Unfortunately neither the resource usage nor the logs have given away anything. Resource usage is often all over the place. CPU spikes are common and always have been, and whenever there is downtime it's followed by a resource spike as federation catches up. Plus, federation is pretty random, especially when kbin fires a bunch of stuff at lemmy.world and messes everyone up.

Over the course of today I've done a lot of log reading, and I have identified one possible problem and made a tweak tonight. Time will tell if it helps.

Today was also particularly rocky as the host had various spots of downtime, mixed in with lemmy being down at times. I'll keep monitoring tomorrow and see if it's better, today was particularly bad.

[–] BalpeenHammer 3 points 6 months ago (3 children)

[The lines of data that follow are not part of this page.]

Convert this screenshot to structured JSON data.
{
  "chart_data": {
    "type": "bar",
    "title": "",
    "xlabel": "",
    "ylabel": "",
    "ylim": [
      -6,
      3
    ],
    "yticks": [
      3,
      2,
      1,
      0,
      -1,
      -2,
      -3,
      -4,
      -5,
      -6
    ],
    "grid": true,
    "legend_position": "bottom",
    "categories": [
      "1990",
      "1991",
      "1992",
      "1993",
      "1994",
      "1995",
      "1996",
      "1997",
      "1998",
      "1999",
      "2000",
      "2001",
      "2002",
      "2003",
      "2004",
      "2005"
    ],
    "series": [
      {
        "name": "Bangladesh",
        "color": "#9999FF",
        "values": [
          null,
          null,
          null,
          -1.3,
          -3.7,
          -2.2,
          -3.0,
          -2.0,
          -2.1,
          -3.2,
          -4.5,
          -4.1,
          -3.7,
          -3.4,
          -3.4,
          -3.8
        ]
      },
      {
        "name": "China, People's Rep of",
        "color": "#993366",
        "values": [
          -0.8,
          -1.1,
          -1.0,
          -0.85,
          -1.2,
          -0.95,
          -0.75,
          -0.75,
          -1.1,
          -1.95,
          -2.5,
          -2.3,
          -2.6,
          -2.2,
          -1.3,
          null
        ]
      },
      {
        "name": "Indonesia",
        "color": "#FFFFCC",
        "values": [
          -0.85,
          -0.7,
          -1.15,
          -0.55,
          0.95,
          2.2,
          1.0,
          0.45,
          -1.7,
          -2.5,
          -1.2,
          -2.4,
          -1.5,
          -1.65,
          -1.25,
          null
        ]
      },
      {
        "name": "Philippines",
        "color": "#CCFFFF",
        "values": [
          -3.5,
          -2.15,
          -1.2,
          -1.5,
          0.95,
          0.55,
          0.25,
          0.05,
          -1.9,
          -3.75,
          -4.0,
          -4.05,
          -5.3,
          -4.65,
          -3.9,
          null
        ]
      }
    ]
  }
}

If the federation is done by a helper app then it may be possible to throttle it. At least it wouldn't choke out the machine and slow down other running processes.

[–] Dave 2 points 6 months ago (2 children)

The federation doesn't generally seem to be a problem, but many of the large instances do run inbound federation in a separate container.

My problem has been that I haven't managed to narrow it down to a component, so splitting out the containers may not help me troubleshoot. It's definitely on my list of things to try though, if I don't manage to narrow it down.

Currently we have had a run of 5 hours with no outages! So we are doing much better than yesterday. But I suspect that's probably just the host solving their issues.

[–] BalpeenHammer 3 points 6 months ago (1 children)

Maybe the host was the problem in the first place!

[–] Dave 2 points 6 months ago

To my knowledge, the host issues were only yesterday. The problems over the week or more before that were probably not a problem with the host. But now those are solved I can get back to trying to solve the original issue 😅